Gap Retail Marketing

Gap’s demise is a warning to any CMO who says ‘the customer is in control of my brand’

By Sid McGrath, chief strategy officer

July 5, 2021 | 6 min read

It’s time for marketers to take back control, warns Sid McGrath, chief strategy officer at Wunderman Thompson.

How to take back control

How can you take back control of your brand?

The sad news that Gap has shuttered all of its UK stores serves to highlight just how much the retail world has changed. Many of us remember how, in its heyday, Gap ploughed budgets into bold TV campaigns and ground-breaking creative to wide acclaim.

It was indeed a simpler world back then.

But, that said, the root problem behind the death of any brand is, more often than not, fractured brand syndrome. The sheer quantity of communication channels, touchpoints, data points and routes to market today means that brands have become sliced and diced, diluted and lost; sometimes to the point where there is nothing left.

And, with today’s retailers forced to navigate enormous, and continually expanding, marketing ecosystems, it is increasingly difficult to communicate a brand coherently. This complexity has resulted in unparalleled confusion for the customer too. In a recent survey we found that only around one third (34%) of customers felt the connections between the different parts of a brand were consistent.

This fracturing has also been exacerbated by the often siloed nature of teams whereby chief marketers, chief technology officers, chief information officers, chief digital officers and chief experience officers are not only all trying to run the same brand, they’re often competing for the same budget or share of the chief exec and chief financial officer’s attention. What’s more, with the average consumer receiving thousands of marketing messages a day, all too often there is an enormous gap between what marketers think about their brand experience and what end users think.

This lack of consistency and control spells bad news.

In order to take back ownership of brand strategy, and to rectify weakening brand perception, it is important to identify the major pain points. Chances are there will be some. And while the term fragmentation may imply that it’s easy to put the brand back together again, like the pieces of a jigsaw, fracturing is more like a window shattering: a myriad of fault lines occur that end up corrupting what the brand stands for.

Indeed, our survey showed that, in the grocery sector, for instance, only 20% of customers felt the connections between the different parts of a brand across different channels or the buying journey were consistent. Rarely is sufficient time spent in ensuring that employees know why the brand exists and how it operates. What this adds up to is a loss of control for marketing as it struggles to stay in charge of the brand – probably the single most valuable asset on the balance sheet.

Over the years, I’ve also lost count of the times I’ve heard clients say, ‘My brand is too complex to be simple.’ And if I could find the person who first said, ‘You don’t own your brand, your customer does,’ I’d buy them a drink for somehow getting away with the biggest amount of nonsense ever uttered. You, the person charged with the responsibility of presenting your brand in the best light possible – its features, benefits, differentiators and distinctive assets – are not in charge of it? The people that buy your brand are? The people who, deep down, really don’t care that much about your brand as long as it does what it says it will? This statement implies a huge abdication of responsibility.

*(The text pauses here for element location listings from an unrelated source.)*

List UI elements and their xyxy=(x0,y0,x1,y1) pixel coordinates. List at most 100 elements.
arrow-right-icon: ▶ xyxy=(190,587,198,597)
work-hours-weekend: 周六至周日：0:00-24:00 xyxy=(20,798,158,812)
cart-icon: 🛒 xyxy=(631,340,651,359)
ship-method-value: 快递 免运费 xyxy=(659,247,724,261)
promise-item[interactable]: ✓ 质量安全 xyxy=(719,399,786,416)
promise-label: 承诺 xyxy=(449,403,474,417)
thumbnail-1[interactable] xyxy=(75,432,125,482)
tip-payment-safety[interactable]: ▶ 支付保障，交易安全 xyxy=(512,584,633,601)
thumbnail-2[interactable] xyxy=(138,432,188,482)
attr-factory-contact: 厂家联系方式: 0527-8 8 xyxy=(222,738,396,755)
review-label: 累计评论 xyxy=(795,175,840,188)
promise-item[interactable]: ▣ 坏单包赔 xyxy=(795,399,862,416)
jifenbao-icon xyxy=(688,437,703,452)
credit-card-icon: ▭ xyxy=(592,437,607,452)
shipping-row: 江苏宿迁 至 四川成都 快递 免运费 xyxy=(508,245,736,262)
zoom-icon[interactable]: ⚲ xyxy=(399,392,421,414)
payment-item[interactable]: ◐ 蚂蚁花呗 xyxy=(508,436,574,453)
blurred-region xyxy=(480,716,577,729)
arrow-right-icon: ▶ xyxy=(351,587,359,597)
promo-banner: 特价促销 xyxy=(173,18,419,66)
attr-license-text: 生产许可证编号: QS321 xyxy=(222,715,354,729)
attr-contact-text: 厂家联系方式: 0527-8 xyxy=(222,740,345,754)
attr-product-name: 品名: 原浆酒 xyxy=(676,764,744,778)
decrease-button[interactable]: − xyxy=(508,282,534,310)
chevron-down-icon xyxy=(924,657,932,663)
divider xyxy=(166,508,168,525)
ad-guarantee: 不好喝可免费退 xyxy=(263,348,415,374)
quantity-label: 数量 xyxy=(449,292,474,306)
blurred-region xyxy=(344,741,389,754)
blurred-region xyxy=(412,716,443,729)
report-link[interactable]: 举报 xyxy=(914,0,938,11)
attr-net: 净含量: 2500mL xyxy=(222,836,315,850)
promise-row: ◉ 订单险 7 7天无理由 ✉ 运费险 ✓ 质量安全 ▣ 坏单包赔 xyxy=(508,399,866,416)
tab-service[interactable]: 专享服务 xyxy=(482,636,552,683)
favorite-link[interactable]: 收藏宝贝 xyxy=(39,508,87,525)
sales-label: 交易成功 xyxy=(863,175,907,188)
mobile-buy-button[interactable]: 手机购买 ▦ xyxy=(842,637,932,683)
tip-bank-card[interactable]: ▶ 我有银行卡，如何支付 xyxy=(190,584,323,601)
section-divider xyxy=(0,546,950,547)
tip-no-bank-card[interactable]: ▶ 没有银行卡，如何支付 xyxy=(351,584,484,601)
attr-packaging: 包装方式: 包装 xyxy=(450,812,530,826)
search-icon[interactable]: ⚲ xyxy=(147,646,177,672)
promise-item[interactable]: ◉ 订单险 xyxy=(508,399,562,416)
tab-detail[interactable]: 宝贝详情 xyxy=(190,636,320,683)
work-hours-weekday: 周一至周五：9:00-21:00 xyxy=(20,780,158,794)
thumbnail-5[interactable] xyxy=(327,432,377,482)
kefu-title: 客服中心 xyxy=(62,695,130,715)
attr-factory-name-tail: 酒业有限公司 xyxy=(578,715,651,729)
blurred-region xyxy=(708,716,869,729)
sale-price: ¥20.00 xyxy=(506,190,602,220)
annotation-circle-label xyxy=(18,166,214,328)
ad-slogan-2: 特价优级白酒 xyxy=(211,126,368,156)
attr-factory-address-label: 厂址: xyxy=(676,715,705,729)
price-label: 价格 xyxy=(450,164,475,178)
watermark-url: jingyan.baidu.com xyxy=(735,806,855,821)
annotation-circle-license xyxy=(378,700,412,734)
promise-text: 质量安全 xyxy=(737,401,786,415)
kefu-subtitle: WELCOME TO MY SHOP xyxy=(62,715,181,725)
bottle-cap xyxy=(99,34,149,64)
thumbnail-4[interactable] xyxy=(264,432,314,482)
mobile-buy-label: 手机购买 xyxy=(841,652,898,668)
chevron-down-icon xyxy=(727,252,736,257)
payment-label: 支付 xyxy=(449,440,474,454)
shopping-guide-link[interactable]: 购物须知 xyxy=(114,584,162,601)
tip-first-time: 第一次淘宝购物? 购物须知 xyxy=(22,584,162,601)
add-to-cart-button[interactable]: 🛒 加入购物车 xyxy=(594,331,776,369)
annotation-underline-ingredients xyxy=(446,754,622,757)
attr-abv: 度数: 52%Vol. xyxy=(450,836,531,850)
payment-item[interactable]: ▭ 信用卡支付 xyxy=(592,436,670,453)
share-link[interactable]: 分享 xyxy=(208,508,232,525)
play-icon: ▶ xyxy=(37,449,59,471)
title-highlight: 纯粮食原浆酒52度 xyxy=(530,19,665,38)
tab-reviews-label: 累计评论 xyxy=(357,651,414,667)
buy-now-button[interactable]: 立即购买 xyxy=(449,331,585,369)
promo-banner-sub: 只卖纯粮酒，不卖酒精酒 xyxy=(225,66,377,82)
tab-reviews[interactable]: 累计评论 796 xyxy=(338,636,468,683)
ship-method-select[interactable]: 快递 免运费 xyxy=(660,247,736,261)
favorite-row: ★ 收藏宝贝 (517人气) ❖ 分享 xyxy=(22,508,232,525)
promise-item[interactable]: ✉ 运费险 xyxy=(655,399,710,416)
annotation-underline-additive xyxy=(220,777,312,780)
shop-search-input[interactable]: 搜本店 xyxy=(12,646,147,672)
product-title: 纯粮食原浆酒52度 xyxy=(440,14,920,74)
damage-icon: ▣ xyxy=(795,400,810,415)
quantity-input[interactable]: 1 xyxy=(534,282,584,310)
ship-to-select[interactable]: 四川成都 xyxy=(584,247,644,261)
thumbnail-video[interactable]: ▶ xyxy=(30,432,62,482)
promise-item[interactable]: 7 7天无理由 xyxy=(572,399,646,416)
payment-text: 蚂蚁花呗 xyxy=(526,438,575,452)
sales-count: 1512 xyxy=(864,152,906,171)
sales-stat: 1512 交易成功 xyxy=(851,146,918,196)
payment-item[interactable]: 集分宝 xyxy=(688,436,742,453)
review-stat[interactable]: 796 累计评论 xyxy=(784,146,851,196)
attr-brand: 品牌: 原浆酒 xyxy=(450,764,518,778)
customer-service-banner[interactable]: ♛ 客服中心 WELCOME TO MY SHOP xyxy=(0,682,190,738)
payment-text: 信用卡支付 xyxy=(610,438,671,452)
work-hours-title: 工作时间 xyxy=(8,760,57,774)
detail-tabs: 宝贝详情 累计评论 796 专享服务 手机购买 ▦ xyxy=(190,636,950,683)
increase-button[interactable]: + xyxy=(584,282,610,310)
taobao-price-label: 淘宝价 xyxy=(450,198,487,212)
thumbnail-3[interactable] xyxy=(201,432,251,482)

Marketers have to be in control of their brands. That’s their job.

The answer to all this lies in whole brand thinking. To create unity and consistency – something consumers instinctively seek from the world around them – what’s really needed, first and foremost, is something called a ‘single brand view’. For years we’ve been obsessed by the ‘single customer view’; an attempt to understand who buys the brand, the journey they take, their motivations and how to best influence them. But it’s vitally important to be as obsessed with the brand as we are about the customer.

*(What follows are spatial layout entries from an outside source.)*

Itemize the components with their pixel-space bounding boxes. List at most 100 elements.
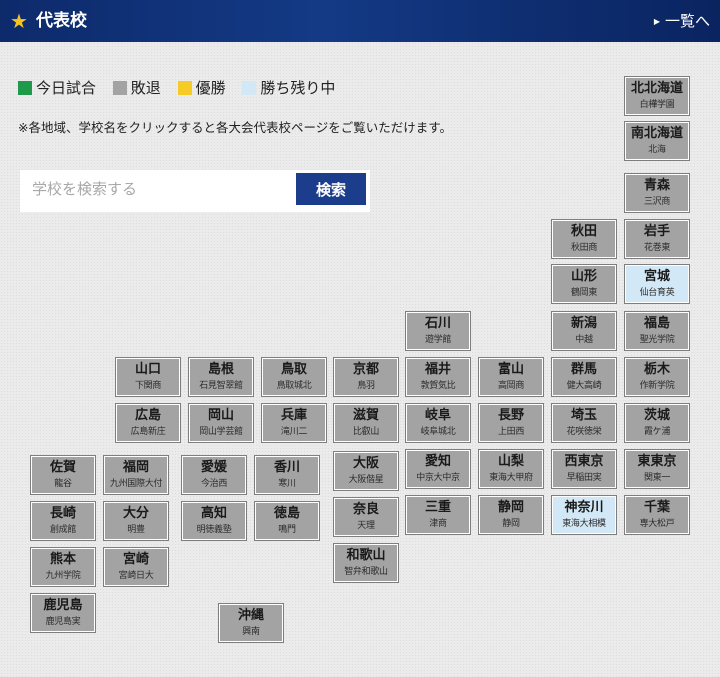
school-name[interactable]: 龍谷: [32, 478, 94, 491]
school-name[interactable]: 今治西: [183, 478, 245, 491]
school-name[interactable]: 石見智翠館: [190, 380, 252, 393]
school-name[interactable]: 広島新庄: [117, 426, 179, 439]
pref-tile-chiba[interactable]: 千葉 専大松戸: [625, 496, 689, 534]
school-name[interactable]: 滝川二: [263, 426, 325, 439]
school-name[interactable]: 上田西: [480, 426, 542, 439]
pref-name: 青森: [643, 178, 670, 193]
school-name[interactable]: 白樺学園: [626, 99, 688, 112]
pref-tile-yamagata[interactable]: 山形 鶴岡東: [552, 265, 616, 303]
pref-tile-fukui[interactable]: 福井 敦賀気比: [406, 358, 470, 396]
school-name[interactable]: 霞ケ浦: [626, 426, 688, 439]
school-name[interactable]: 智弁和歌山: [335, 566, 397, 579]
school-name[interactable]: 中越: [553, 334, 615, 347]
pref-tile-mie[interactable]: 三重 津商: [406, 496, 470, 534]
school-name[interactable]: 三沢商: [626, 196, 688, 209]
pref-tile-aomori[interactable]: 青森 三沢商: [625, 174, 689, 212]
school-name[interactable]: 創成館: [32, 524, 94, 537]
pref-tile-gifu[interactable]: 岐阜 岐阜城北: [406, 404, 470, 442]
school-name[interactable]: 中京大中京: [407, 472, 469, 485]
school-name[interactable]: 寒川: [256, 478, 318, 491]
school-name[interactable]: 明豊: [105, 524, 167, 537]
pref-name: 滋賀: [352, 408, 379, 423]
pref-tile-kochi[interactable]: 高知 明徳義塾: [182, 502, 246, 540]
pref-tile-gunma[interactable]: 群馬 健大高崎: [552, 358, 616, 396]
school-name[interactable]: 九州国際大付: [105, 478, 167, 491]
pref-tile-okayama[interactable]: 岡山 岡山学芸館: [189, 404, 253, 442]
school-name[interactable]: 宮崎日大: [105, 570, 167, 583]
pref-tile-akita[interactable]: 秋田 秋田商: [552, 220, 616, 258]
school-name[interactable]: 東海大甲府: [480, 472, 542, 485]
school-name[interactable]: 津商: [407, 518, 469, 531]
pref-tile-saitama[interactable]: 埼玉 花咲徳栄: [552, 404, 616, 442]
school-name[interactable]: 鳥羽: [335, 380, 397, 393]
pref-tile-shimane[interactable]: 島根 石見智翠館: [189, 358, 253, 396]
school-name[interactable]: 敦賀気比: [407, 380, 469, 393]
school-name[interactable]: 早稲田実: [553, 472, 615, 485]
pref-tile-osaka[interactable]: 大阪 大阪偕星: [334, 452, 398, 490]
pref-tile-ehime[interactable]: 愛媛 今治西: [182, 456, 246, 494]
pref-tile-okinawa[interactable]: 沖縄 興南: [219, 604, 283, 642]
pref-tile-ishikawa[interactable]: 石川 遊学館: [406, 312, 470, 350]
pref-tile-oita[interactable]: 大分 明豊: [104, 502, 168, 540]
pref-tile-hyogo[interactable]: 兵庫 滝川二: [262, 404, 326, 442]
pref-tile-miyagi[interactable]: 宮城 仙台育英: [625, 265, 689, 303]
school-name[interactable]: 遊学館: [407, 334, 469, 347]
pref-tile-hiroshima[interactable]: 広島 広島新庄: [116, 404, 180, 442]
pref-tile-minamihokkaido[interactable]: 南北海道 北海: [625, 122, 689, 160]
pref-tile-nagasaki[interactable]: 長崎 創成館: [31, 502, 95, 540]
school-name[interactable]: 鹿児島実: [32, 616, 94, 629]
pref-tile-yamaguchi[interactable]: 山口 下関商: [116, 358, 180, 396]
pref-tile-niigata[interactable]: 新潟 中越: [552, 312, 616, 350]
school-name[interactable]: 関東一: [626, 472, 688, 485]
school-name[interactable]: 専大松戸: [626, 518, 688, 531]
pref-tile-miyazaki[interactable]: 宮崎 宮崎日大: [104, 548, 168, 586]
school-name[interactable]: 静岡: [480, 518, 542, 531]
school-name[interactable]: 下関商: [117, 380, 179, 393]
pref-tile-yamanashi[interactable]: 山梨 東海大甲府: [479, 450, 543, 488]
pref-tile-aichi[interactable]: 愛知 中京大中京: [406, 450, 470, 488]
school-name[interactable]: 比叡山: [335, 426, 397, 439]
pref-tile-iwate[interactable]: 岩手 花巻東: [625, 220, 689, 258]
pref-tile-kagawa[interactable]: 香川 寒川: [255, 456, 319, 494]
pref-tile-kumamoto[interactable]: 熊本 九州学院: [31, 548, 95, 586]
pref-tile-fukushima[interactable]: 福島 聖光学院: [625, 312, 689, 350]
pref-tile-nishitokyo[interactable]: 西東京 早稲田実: [552, 450, 616, 488]
school-name[interactable]: 岐阜城北: [407, 426, 469, 439]
pref-tile-higashitokyo[interactable]: 東東京 関東一: [625, 450, 689, 488]
school-name[interactable]: 東海大相模: [553, 518, 615, 531]
pref-tile-fukuoka[interactable]: 福岡 九州国際大付: [104, 456, 168, 494]
school-name[interactable]: 聖光学院: [626, 334, 688, 347]
school-name[interactable]: 秋田商: [553, 242, 615, 255]
school-name[interactable]: 九州学院: [32, 570, 94, 583]
pref-tile-kitahokkaido[interactable]: 北北海道 白樺学園: [625, 77, 689, 115]
pref-tile-saga[interactable]: 佐賀 龍谷: [31, 456, 95, 494]
pref-tile-kagoshima[interactable]: 鹿児島 鹿児島実: [31, 594, 95, 632]
school-name[interactable]: 天理: [335, 520, 397, 533]
pref-tile-toyama[interactable]: 富山 高岡商: [479, 358, 543, 396]
school-name[interactable]: 岡山学芸館: [190, 426, 252, 439]
pref-tile-shiga[interactable]: 滋賀 比叡山: [334, 404, 398, 442]
school-name[interactable]: 高岡商: [480, 380, 542, 393]
pref-tile-wakayama[interactable]: 和歌山 智弁和歌山: [334, 544, 398, 582]
school-name[interactable]: 大阪偕星: [335, 474, 397, 487]
pref-tile-nara[interactable]: 奈良 天理: [334, 498, 398, 536]
school-name[interactable]: 作新学院: [626, 380, 688, 393]
school-name[interactable]: 明徳義塾: [183, 524, 245, 537]
pref-tile-tokushima[interactable]: 徳島 鳴門: [255, 502, 319, 540]
pref-tile-nagano[interactable]: 長野 上田西: [479, 404, 543, 442]
school-name[interactable]: 鳥取城北: [263, 380, 325, 393]
pref-tile-kanagawa[interactable]: 神奈川 東海大相模: [552, 496, 616, 534]
pref-tile-kyoto[interactable]: 京都 鳥羽: [334, 358, 398, 396]
school-name[interactable]: 北海: [626, 144, 688, 157]
school-name[interactable]: 仙台育英: [626, 287, 688, 300]
pref-tile-tottori[interactable]: 鳥取 鳥取城北: [262, 358, 326, 396]
pref-tile-tochigi[interactable]: 栃木 作新学院: [625, 358, 689, 396]
school-name[interactable]: 鶴岡東: [553, 287, 615, 300]
pref-tile-shizuoka[interactable]: 静岡 静岡: [479, 496, 543, 534]
school-name[interactable]: 花咲徳栄: [553, 426, 615, 439]
school-name[interactable]: 花巻東: [626, 242, 688, 255]
school-name[interactable]: 鳴門: [256, 524, 318, 537]
school-name[interactable]: 健大高崎: [553, 380, 615, 393]
school-name[interactable]: 興南: [220, 626, 282, 639]
pref-tile-ibaraki[interactable]: 茨城 霞ケ浦: [625, 404, 689, 442]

This single brand view has to sit at the epicenter of experience. It’s how we wish the brand to be witnessed, considered and engaged with.

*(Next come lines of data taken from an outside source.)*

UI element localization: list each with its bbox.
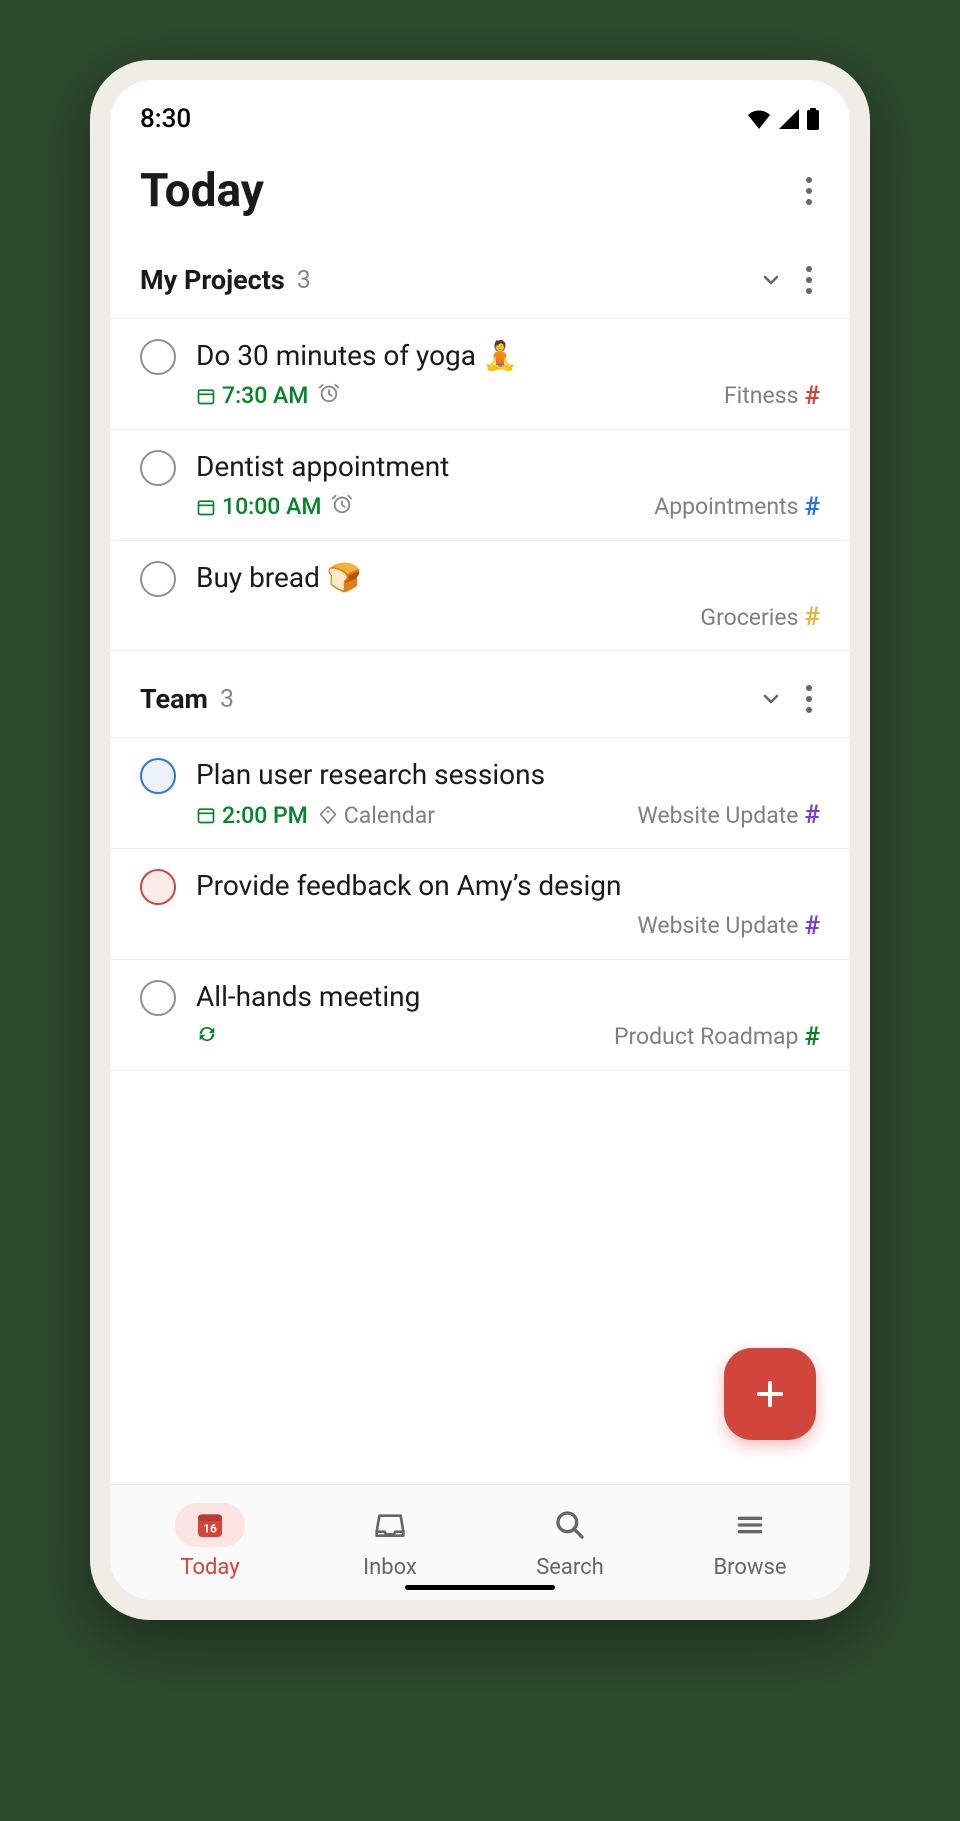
task-project: Website Update # [637, 800, 820, 830]
nav-label: Today [180, 1555, 239, 1580]
menu-icon [734, 1509, 766, 1541]
section-count: 3 [220, 685, 234, 714]
phone-frame: 8:30 Today My Projects 3 [90, 60, 870, 1620]
hash-icon: # [804, 492, 820, 522]
nav-label: Inbox [363, 1555, 417, 1580]
page-header: Today [110, 146, 850, 242]
task-title: Dentist appointment [196, 448, 820, 486]
add-task-button[interactable] [724, 1348, 816, 1440]
task-project: Groceries # [700, 602, 820, 632]
task-row[interactable]: Plan user research sessions 2:00 PM Cale… [110, 737, 850, 848]
status-time: 8:30 [140, 104, 191, 134]
hash-icon: # [804, 800, 820, 830]
section-more-button[interactable] [798, 677, 820, 721]
calendar-icon: 16 [194, 1509, 226, 1541]
alarm-icon [331, 493, 353, 521]
section-header-team[interactable]: Team 3 [110, 651, 850, 737]
task-checkbox[interactable] [140, 339, 176, 375]
more-menu-button[interactable] [798, 169, 820, 213]
task-title: Do 30 minutes of yoga 🧘 [196, 337, 820, 375]
status-bar: 8:30 [110, 80, 850, 146]
task-project: Product Roadmap # [614, 1022, 820, 1052]
task-row[interactable]: Dentist appointment 10:00 AM Ap [110, 429, 850, 540]
plus-icon [751, 1375, 789, 1413]
status-icons [746, 108, 820, 130]
task-checkbox[interactable] [140, 869, 176, 905]
nav-inbox[interactable]: Inbox [300, 1503, 480, 1580]
nav-label: Search [536, 1555, 604, 1580]
section-title: My Projects [140, 264, 285, 296]
hash-icon: # [804, 1022, 820, 1052]
task-title: All-hands meeting [196, 978, 820, 1016]
section-more-button[interactable] [798, 258, 820, 302]
task-project: Website Update # [637, 911, 820, 941]
task-checkbox[interactable] [140, 758, 176, 794]
nav-search[interactable]: Search [480, 1503, 660, 1580]
hash-icon: # [804, 911, 820, 941]
task-time: 2:00 PM [196, 802, 308, 829]
search-icon [554, 1509, 586, 1541]
signal-icon [778, 109, 800, 129]
section-header-my-projects[interactable]: My Projects 3 [110, 242, 850, 318]
nav-today[interactable]: 16 Today [120, 1503, 300, 1580]
battery-icon [806, 108, 820, 130]
task-title: Buy bread 🍞 [196, 559, 820, 597]
task-list-my-projects: Do 30 minutes of yoga 🧘 7:30 AM [110, 318, 850, 651]
nav-label: Browse [713, 1555, 786, 1580]
chevron-down-icon[interactable] [756, 265, 786, 295]
task-time: 7:30 AM [196, 382, 308, 409]
task-title: Plan user research sessions [196, 756, 820, 794]
task-title: Provide feedback on Amy’s design [196, 867, 820, 905]
task-project: Appointments # [654, 492, 820, 522]
chevron-down-icon[interactable] [756, 684, 786, 714]
task-checkbox[interactable] [140, 450, 176, 486]
task-checkbox[interactable] [140, 980, 176, 1016]
hash-icon: # [804, 381, 820, 411]
hash-icon: # [804, 602, 820, 632]
nav-browse[interactable]: Browse [660, 1503, 840, 1580]
task-row[interactable]: Provide feedback on Amy’s design Website… [110, 848, 850, 959]
task-checkbox[interactable] [140, 561, 176, 597]
inbox-icon [374, 1509, 406, 1541]
page-title: Today [140, 164, 264, 218]
svg-text:16: 16 [203, 1521, 217, 1535]
bottom-nav: 16 Today Inbox Search Browse [110, 1484, 850, 1600]
wifi-icon [746, 109, 772, 129]
home-indicator[interactable] [405, 1585, 555, 1590]
task-project: Fitness # [724, 381, 820, 411]
section-title: Team [140, 683, 208, 715]
task-list-team: Plan user research sessions 2:00 PM Cale… [110, 737, 850, 1070]
task-time: 10:00 AM [196, 493, 321, 520]
screen: 8:30 Today My Projects 3 [110, 80, 850, 1600]
task-row[interactable]: All-hands meeting Product Roadmap # [110, 959, 850, 1071]
section-count: 3 [297, 266, 311, 295]
task-row[interactable]: Do 30 minutes of yoga 🧘 7:30 AM [110, 318, 850, 429]
task-label: Calendar [318, 802, 435, 829]
recurring-icon [196, 1023, 218, 1051]
alarm-icon [318, 382, 340, 410]
task-row[interactable]: Buy bread 🍞 Groceries # [110, 540, 850, 652]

The first step may also be as simple as admitting there is a problem, and then trying to identify where that problem exists. It’s likely that there is a difference between what you might believe is the intended experience and consistency of the brand and the actual experience. Doing a whole brand gap analysis gives you a clear sense of where you need to focus your efforts. It may sound old school, but to do this it’s always good to actually speak to people.

With all that in mind, here is a four-point survival guide:

  • Identify the brand owner – ideally one person or entity acts as the brand owner to understand, monitor and ensure its correct expression.

  • Audit the difference between what you think the brand is delivering and what the customer actually is experiencing.

  • Consider how you want your brand to be understood and experienced, because you need to lead customers, not be led by them. And deliver this brand experience as obsessively as you believe you need to deliver the customer experience.

  • Put the single brand view – this brand truth – at the epicenter of your thinking and scope out a whole brand blueprint that acts as both marketing plan and investment case for the work you need to do to bring clarity and consistency.

Alternatively, of course, you could decide the customer controls your brand, and assume that it’s their job, not yours.